\textit{Intelligent Navigation Systems} (INS) are exposed to an increasing number of informational attack vectors, which often intercept through the communication channels between the INS and the transportation network during the data collecting process. To measure the resilience of INS, we use the concept of a Wardrop Non-Equilibrium Solution (WANES), which is characterized by the probabilistic outcome of learning within a bounded number of interactions. By using concentration arguments, we have discovered that any bounded feedback delaying attack only degrades the systematic performance up to order $\tilde{\mathcal{O}}(\sqrt{{d^3}{T^{-1}}})$ along the traffic flow trajectory within the Delayed Mirror Descent (DMD) online-learning framework. This degradation in performance can occur with only mild assumptions imposed. Our result implies that learning-based INS infrastructures can achieve Wardrop Non-equilibrium even when experiencing a certain period of disruption in the information structure. These findings provide valuable insights for designing defense mechanisms against possible jamming attacks across different layers of the transportation ecosystem.

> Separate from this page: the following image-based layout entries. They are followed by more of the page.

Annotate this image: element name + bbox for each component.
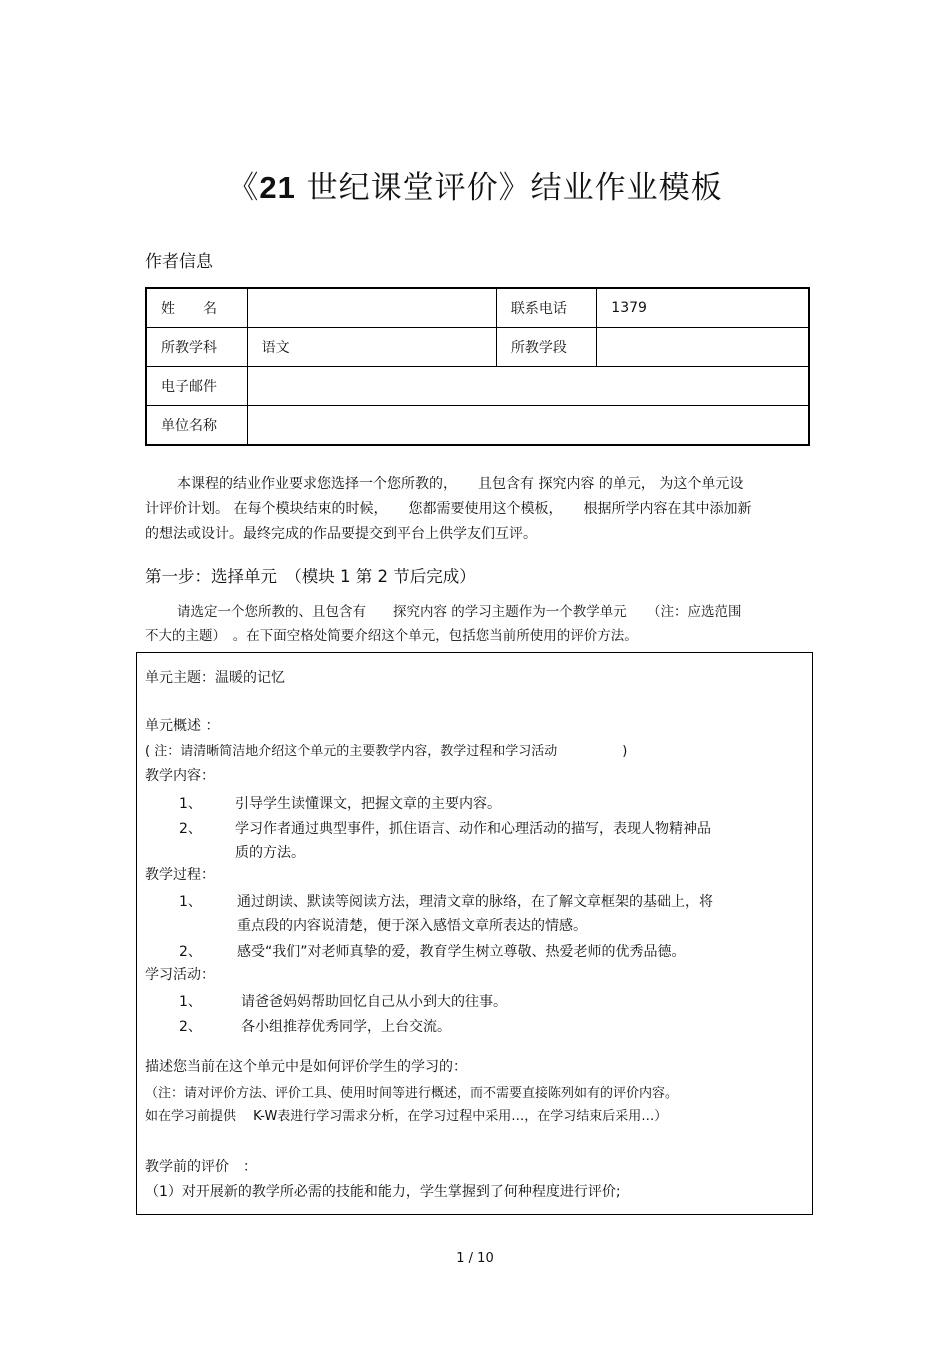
list-item-number: 1、	[179, 894, 202, 910]
phone-label: 联系电话	[496, 288, 596, 328]
org-value	[247, 406, 809, 446]
grade-value	[597, 328, 809, 367]
list-item: 请爸爸妈妈帮助回忆自己从小到大的往事。	[241, 994, 507, 1010]
intro-line: 本课程的结业作业要求您选择一个您所教的， 且包含有 探究内容 的单元， 为这个单元设	[177, 476, 744, 492]
table-row	[146, 367, 809, 406]
page-number: 1 / 10	[456, 1251, 494, 1266]
assessment-note: 如在学习前提供 K-W表进行学习需求分析，在学习过程中采用…，在学习结束后采用…）	[145, 1109, 668, 1124]
unit-description-box[interactable]	[136, 652, 813, 1215]
grade-label: 所教学段	[496, 328, 596, 367]
process-label: 教学过程：	[145, 867, 215, 883]
subject-value: 语文	[247, 328, 496, 367]
list-item-number: 2、	[179, 944, 202, 960]
list-item-number: 1、	[179, 994, 202, 1010]
name-value	[247, 288, 496, 328]
name-label: 姓 名	[146, 288, 247, 328]
step1-line: 不大的主题） 。在下面空格处简要介绍这个单元，包括您当前所使用的评价方法。	[145, 628, 638, 644]
intro-line: 计评价计划。 在每个模块结束的时候， 您都需要使用这个模板， 根据所学内容在其中添加新	[145, 501, 752, 517]
unit-theme: 单元主题：温暖的记忆	[145, 670, 285, 686]
pre-assessment-label: 教学前的评价 ：	[145, 1159, 257, 1175]
intro-line: 的想法或设计。最终完成的作品要提交到平台上供学友们互评。	[145, 526, 537, 542]
intro-paragraph	[145, 472, 805, 547]
step1-line: 请选定一个您所教的、且包含有 探究内容 的学习主题作为一个教学单元 （注：应选范围	[177, 604, 742, 620]
author-info-heading: 作者信息	[145, 252, 213, 272]
list-item-number: 1、	[179, 796, 202, 812]
overview-label: 单元概述 ：	[145, 718, 220, 734]
activity-label: 学习活动：	[145, 967, 215, 983]
overview-note: ( 注：请清晰简洁地介绍这个单元的主要教学内容，教学过程和学习活动 )	[145, 744, 628, 759]
list-item-number: 2、	[179, 821, 202, 837]
list-item-continued: 质的方法。	[235, 845, 305, 861]
list-item: 引导学生读懂课文，把握文章的主要内容。	[235, 796, 501, 812]
content-label: 教学内容：	[145, 768, 215, 784]
list-item: 学习作者通过典型事件，抓住语言、动作和心理活动的描写，表现人物精神品	[235, 821, 711, 837]
assessment-label: 描述您当前在这个单元中是如何评价学生的学习的：	[145, 1059, 467, 1075]
list-item: 感受“我们”对老师真挚的爱，教育学生树立尊敬、热爱老师的优秀品德。	[237, 944, 686, 960]
step1-heading: 第一步：选择单元 （模块 1 第 2 节后完成）	[145, 567, 476, 586]
list-item: 通过朗读、默读等阅读方法，理清文章的脉络，在了解文章框架的基础上，将	[237, 894, 713, 910]
table-row	[146, 328, 809, 367]
table-row	[146, 288, 809, 328]
list-item-continued: 重点段的内容说清楚，便于深入感悟文章所表达的情感。	[237, 918, 587, 934]
table-row	[146, 406, 809, 446]
assessment-note: （注：请对评价方法、评价工具、使用时间等进行概述，而不需要直接陈列如有的评价内容。	[145, 1086, 679, 1101]
step1-paragraph	[145, 600, 805, 648]
author-info-table	[145, 287, 810, 446]
email-label: 电子邮件	[146, 367, 247, 406]
pre-assessment-item: （1）对开展新的教学所必需的技能和能力，学生掌握到了何种程度进行评价;	[145, 1184, 621, 1200]
org-label: 单位名称	[146, 406, 247, 446]
email-value	[247, 367, 809, 406]
document-title: 《21 世纪课堂评价》结业作业模板	[227, 170, 723, 206]
list-item-number: 2、	[179, 1019, 202, 1035]
phone-value: 1379	[597, 288, 809, 328]
list-item: 各小组推荐优秀同学，上台交流。	[241, 1019, 451, 1035]
subject-label: 所教学科	[146, 328, 247, 367]
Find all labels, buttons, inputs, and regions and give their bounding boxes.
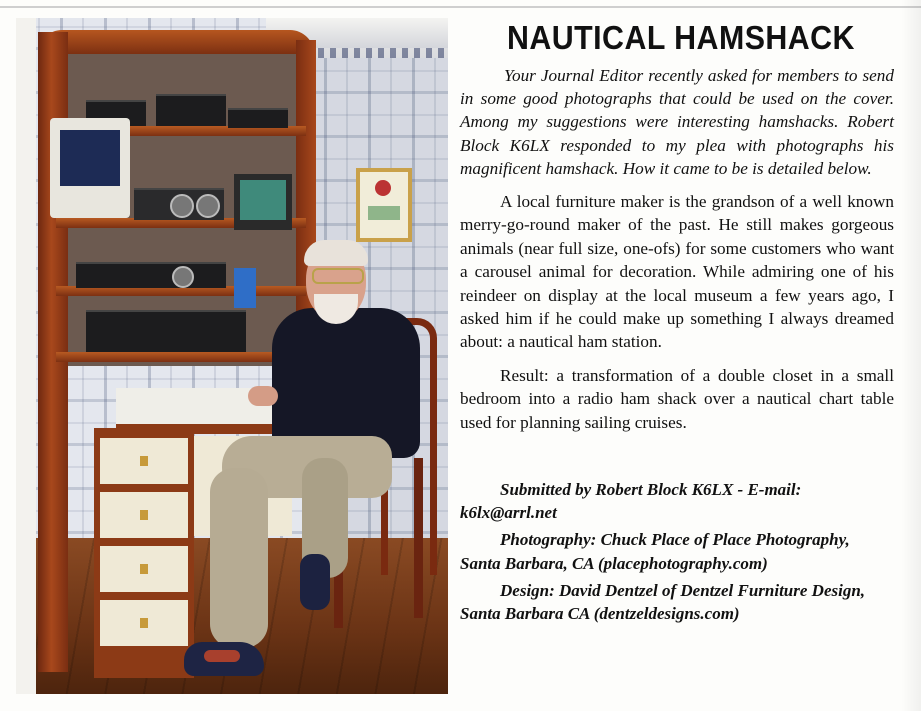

翻译：\textit{智能导航系统}（INS）面临日益增多的信息攻击向量，这些攻击通常通过数据采集过程中INS与交通网络之间的通信信道进行拦截。为衡量INS的韧性，我们采用沃德罗普非均衡解（WANES）概念，该概念以有限交互次数内学习的概率结果表征。通过集中性论证，我们发现，在延迟镜像下降（DMD）在线学习框架内，任何有界反馈延迟攻击仅会沿交通流轨迹将系统性能退化至$\tilde{\mathcal{O}}(\sqrt{{d^3}{T^{-1}}})$阶，且该性能退化仅需较弱假设即可实现。研究结果表明，即使信息结构经历一定时期的破坏，基于学习的INS基础设施仍能实现沃德罗普非均衡。这些发现为设计跨交通生态系统各层面对抗潜在干扰攻击的防御机制提供了重要启示。